Recently I was contemplating the many ways in which I was a weird kid. Here are but two, both of them grimace-inducing as I ponder them today.
When I was in sixth grade, I was obsessed with the show V. (Partly because I was obsessed with Jane Badler but who can blame me.) As you may recall, the aliens in this show were the Visitors, reptiles who disguised their appearance from humans with fake human-looking skin. (Fortunately for the show's producers, this also had the effect of minimizing special effects and makeup budgets.) However, this "skin" could be torn off revealing the scaly hide underneath - and often was in fact torn off, inevitably to dramatic effect. My obsession with the show around age 11 was such that I actually starting telling other kids I was a Visitor. Of course, this made me every bit as popular as you might expect. One day, a helpful classmate demanded to test my claim by saying "it won't hurt if I pinch your skin then."
I don't recall ever thinking I was actually a Visitor, but also recall thinking I'd be damned if I was going to be forced to admit that I wasn't. Seeing no way out,
I allowed a very very painful pinch and twist of the hand which felt like it would break the skin but did not; after which I announced that I had special skin that couldn't be torn off. However, perhaps wary of additional tests, I shortly decided I was sick of playing this game (had it been weeks? months? oh boy) and one day I started telling other kids I wasn't a Visitor.
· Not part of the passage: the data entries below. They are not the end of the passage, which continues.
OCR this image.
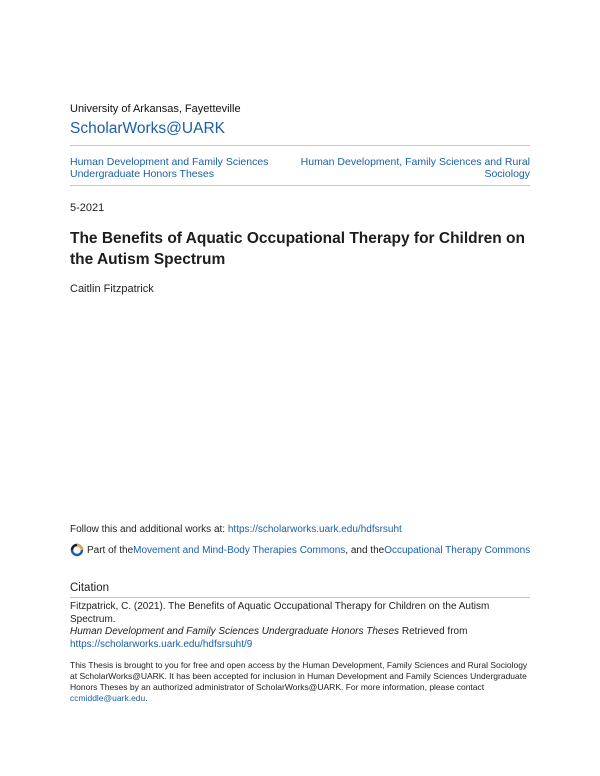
University of Arkansas, Fayetteville
ScholarWorks@UARK
Human Development and Family Sciences Undergraduate Honors Theses
Human Development, Family Sciences and Rural Sociology
5-2021
The Benefits of Aquatic Occupational Therapy for Children on the Autism Spectrum
Caitlin Fitzpatrick
Follow this and additional works at: https://scholarworks.uark.edu/hdfsrsuht
Part of the Movement and Mind-Body Therapies Commons , and the Occupational Therapy Commons
Citation
Fitzpatrick, C. (2021). The Benefits of Aquatic Occupational Therapy for Children on the Autism Spectrum.
Human Development and Family Sciences Undergraduate Honors Theses Retrieved from
https://scholarworks.uark.edu/hdfsrsuht/9
This Thesis is brought to you for free and open access by the Human Development, Family Sciences and Rural Sociology at ScholarWorks@UARK. It has been accepted for inclusion in Human Development and Family Sciences Undergraduate Honors Theses by an authorized administrator of ScholarWorks@UARK. For more information, please contact ccmiddle@uark.edu.
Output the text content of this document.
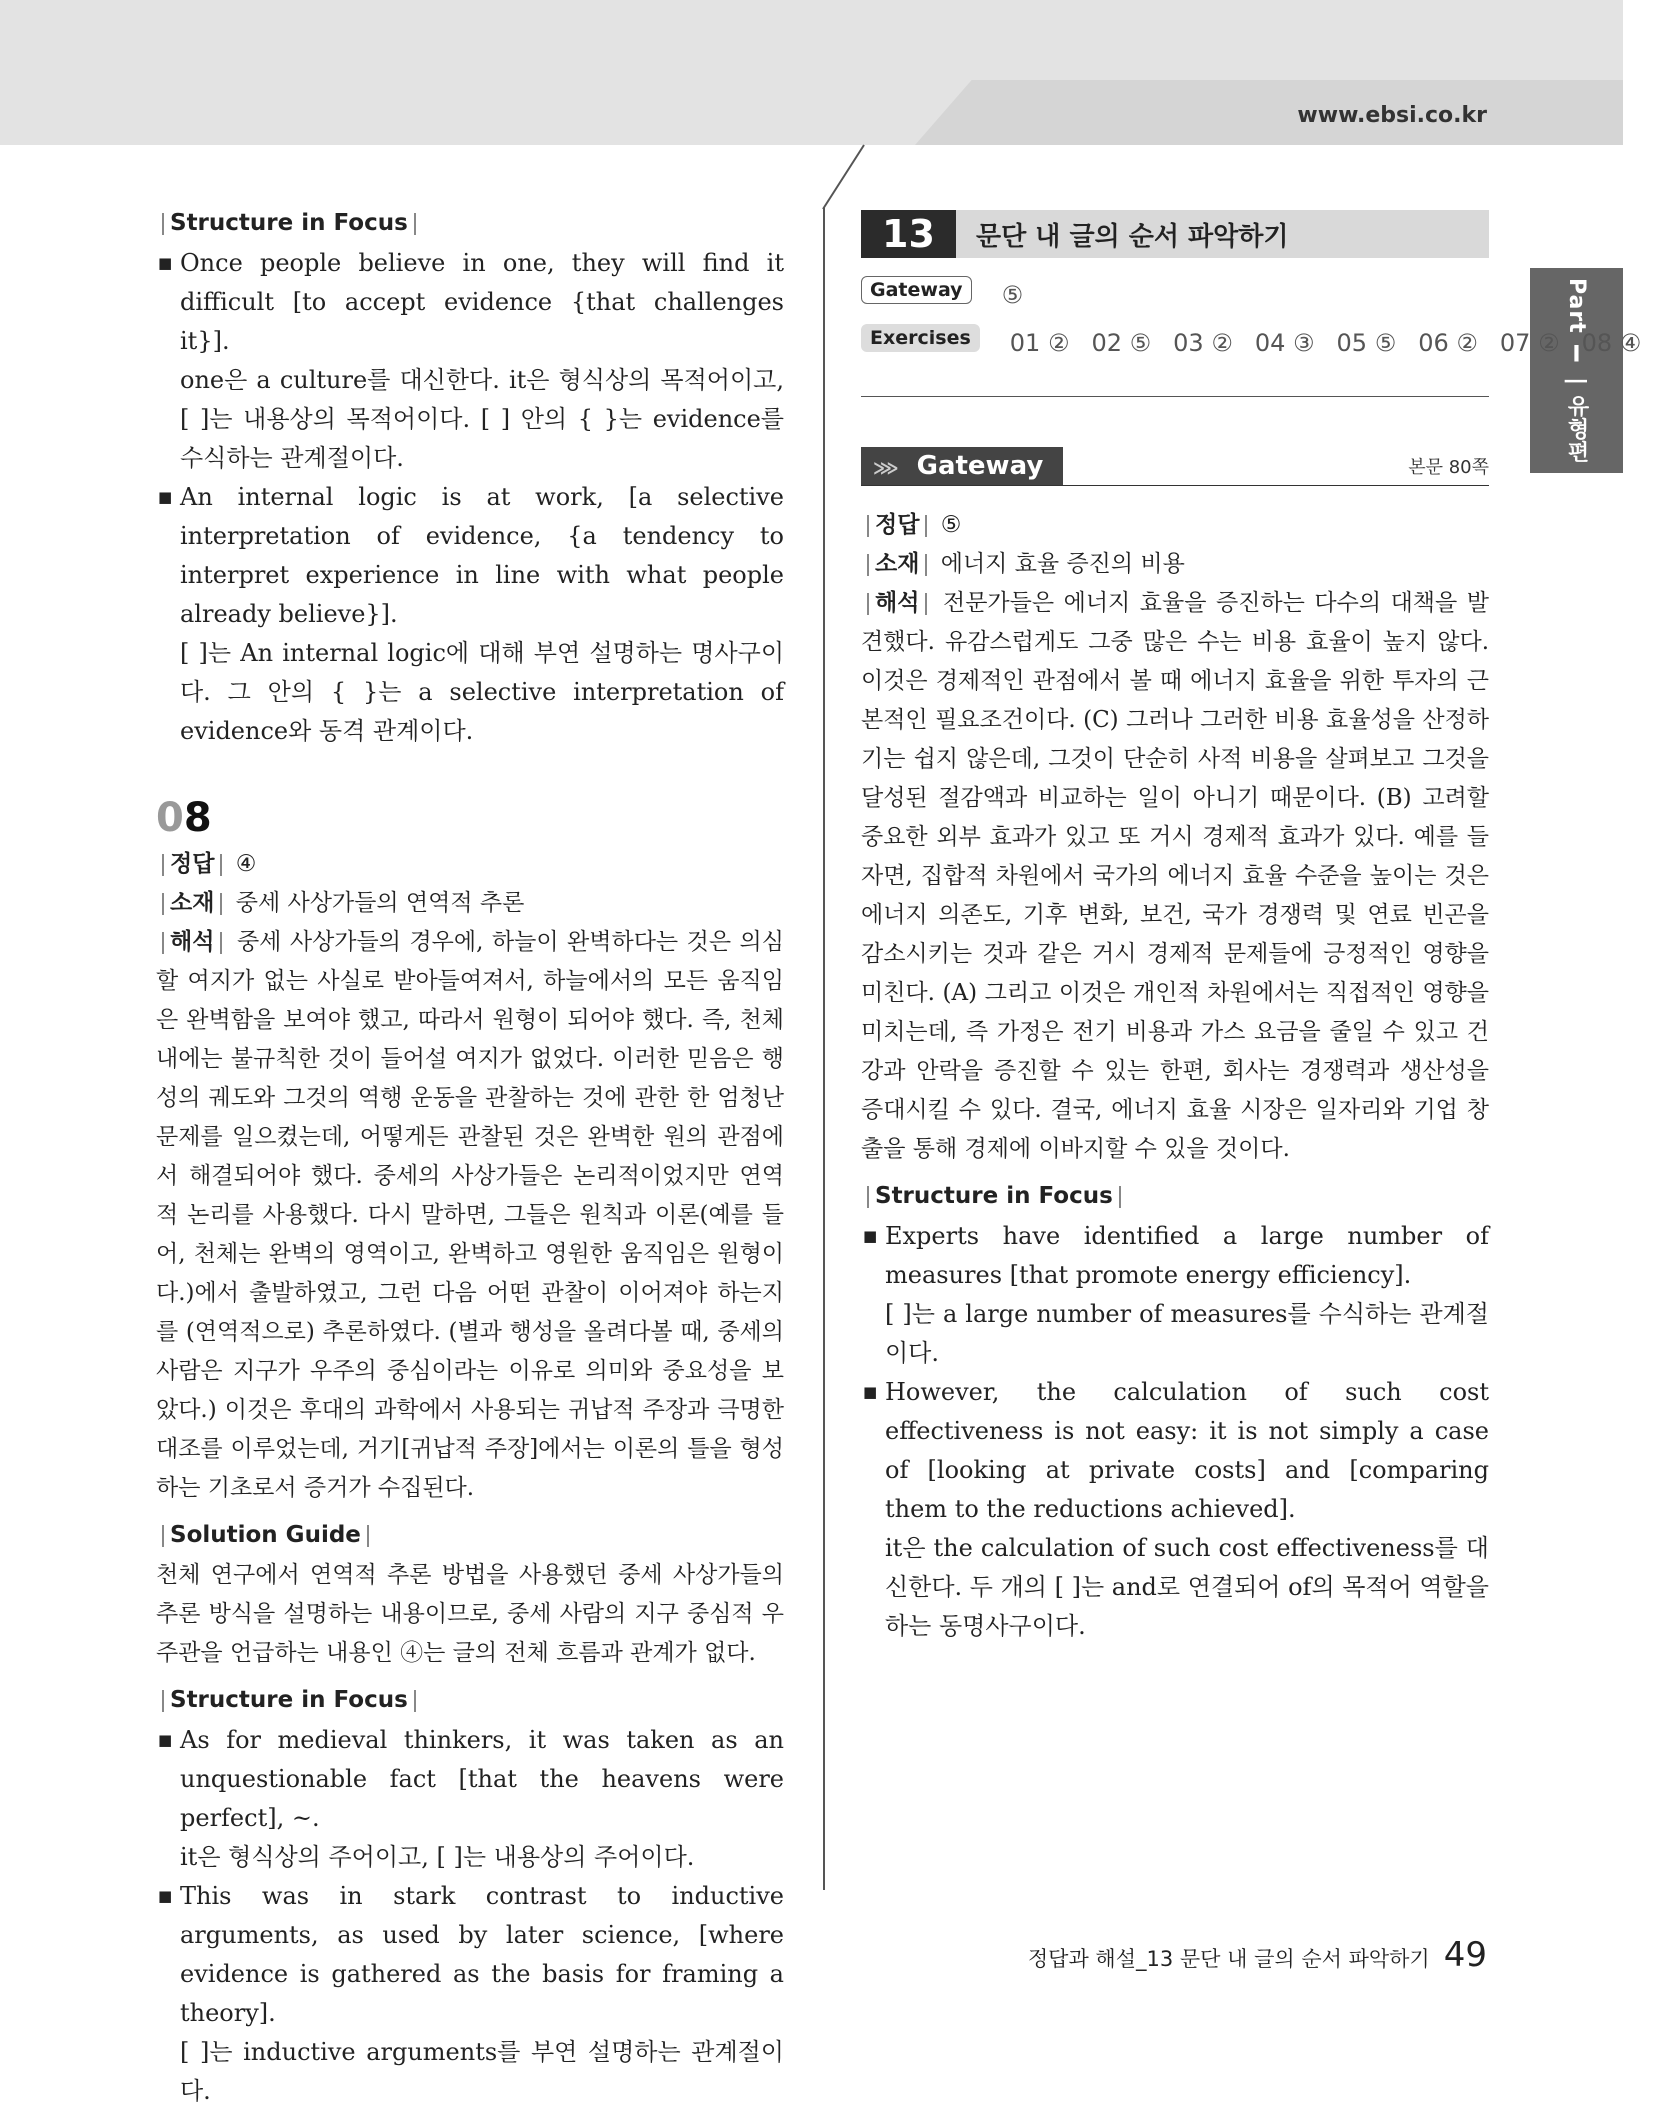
www.ebsi.co.kr
Part Ⅰ | 유형편
Structure in Focus
■ Once people believe in one, they will find it difficult [to accept evidence {that challenges it}].
one은 a culture를 대신한다. it은 형식상의 목적어이고, [ ]는 내용상의 목적어이다. [ ] 안의 { }는 evidence를 수식하는 관계절이다.
■ An internal logic is at work, [a selective interpretation of evidence, {a tendency to interpret experience in line with what people already believe}].
[ ]는 An internal logic에 대해 부연 설명하는 명사구이다. 그 안의 { }는 a selective interpretation of evidence와 동격 관계이다.
08
정답 ④
소재 중세 사상가들의 연역적 추론
해석 중세 사상가들의 경우에, 하늘이 완벽하다는 것은 의심할 여지가 없는 사실로 받아들여져서, 하늘에서의 모든 움직임은 완벽함을 보여야 했고, 따라서 원형이 되어야 했다. 즉, 천체 내에는 불규칙한 것이 들어설 여지가 없었다. 이러한 믿음은 행성의 궤도와 그것의 역행 운동을 관찰하는 것에 관한 한 엄청난 문제를 일으켰는데, 어떻게든 관찰된 것은 완벽한 원의 관점에서 해결되어야 했다. 중세의 사상가들은 논리적이었지만 연역적 논리를 사용했다. 다시 말하면, 그들은 원칙과 이론(예를 들어, 천체는 완벽의 영역이고, 완벽하고 영원한 움직임은 원형이다.)에서 출발하였고, 그런 다음 어떤 관찰이 이어져야 하는지를 (연역적으로) 추론하였다. (별과 행성을 올려다볼 때, 중세의 사람은 지구가 우주의 중심이라는 이유로 의미와 중요성을 보았다.) 이것은 후대의 과학에서 사용되는 귀납적 주장과 극명한 대조를 이루었는데, 거기[귀납적 주장]에서는 이론의 틀을 형성하는 기초로서 증거가 수집된다.
Solution Guide
천체 연구에서 연역적 추론 방법을 사용했던 중세 사상가들의 추론 방식을 설명하는 내용이므로, 중세 사람의 지구 중심적 우주관을 언급하는 내용인 ④는 글의 전체 흐름과 관계가 없다.
Structure in Focus
■ As for medieval thinkers, it was taken as an unquestionable fact [that the heavens were perfect], ~.
it은 형식상의 주어이고, [ ]는 내용상의 주어이다.
■ This was in stark contrast to inductive arguments, as used by later science, [where evidence is gathered as the basis for framing a theory].
[ ]는 inductive arguments를 부연 설명하는 관계절이다.
13	문단 내 글의 순서 파악하기
Gateway	⑤
Exercises	01 ② 02 ⑤ 03 ② 04 ③ 05 ⑤ 06 ② 07 ② 08 ④
⋙ Gateway	본문 80쪽
정답 ⑤
소재 에너지 효율 증진의 비용
해석 전문가들은 에너지 효율을 증진하는 다수의 대책을 발견했다. 유감스럽게도 그중 많은 수는 비용 효율이 높지 않다. 이것은 경제적인 관점에서 볼 때 에너지 효율을 위한 투자의 근본적인 필요조건이다. (C) 그러나 그러한 비용 효율성을 산정하기는 쉽지 않은데, 그것이 단순히 사적 비용을 살펴보고 그것을 달성된 절감액과 비교하는 일이 아니기 때문이다. (B) 고려할 중요한 외부 효과가 있고 또 거시 경제적 효과가 있다. 예를 들자면, 집합적 차원에서 국가의 에너지 효율 수준을 높이는 것은 에너지 의존도, 기후 변화, 보건, 국가 경쟁력 및 연료 빈곤을 감소시키는 것과 같은 거시 경제적 문제들에 긍정적인 영향을 미친다. (A) 그리고 이것은 개인적 차원에서는 직접적인 영향을 미치는데, 즉 가정은 전기 비용과 가스 요금을 줄일 수 있고 건강과 안락을 증진할 수 있는 한편, 회사는 경쟁력과 생산성을 증대시킬 수 있다. 결국, 에너지 효율 시장은 일자리와 기업 창출을 통해 경제에 이바지할 수 있을 것이다.
Structure in Focus
■ Experts have identified a large number of measures [that promote energy efficiency].
[ ]는 a large number of measures를 수식하는 관계절이다.
■ However, the calculation of such cost effectiveness is not easy: it is not simply a case of [looking at private costs] and [comparing them to the reductions achieved].
it은 the calculation of such cost effectiveness를 대신한다. 두 개의 [ ]는 and로 연결되어 of의 목적어 역할을 하는 동명사구이다.
정답과 해설_13 문단 내 글의 순서 파악하기 49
When they gleefully claimed victory over my ruse, I also insisted that I had never said that, which made me even more popular.
Perhaps more disturbing in retrospect was the time at about age 13 when my own made-up science fiction universe actually confused me about reality a little bit. I had invented bad guy aliens, the Ptranians, a race of bipedal reptiloid rats, 7-8 feet tall. (Because that would be cool.) They hailed from a harsh moon of a gas giant orbiting the star Algedi. One day I found myself wondering what the Algedi system was actually like, and found myself unable to imagine that there were no Ptranians there in reality. This unpleasant experience scared me and I stopped making up aliens for a while. The reader will be pleased to know that today I can clearly imagine there are no Ptranians at Algedi, but of course the space lemmings at Epsilon Eridani are real.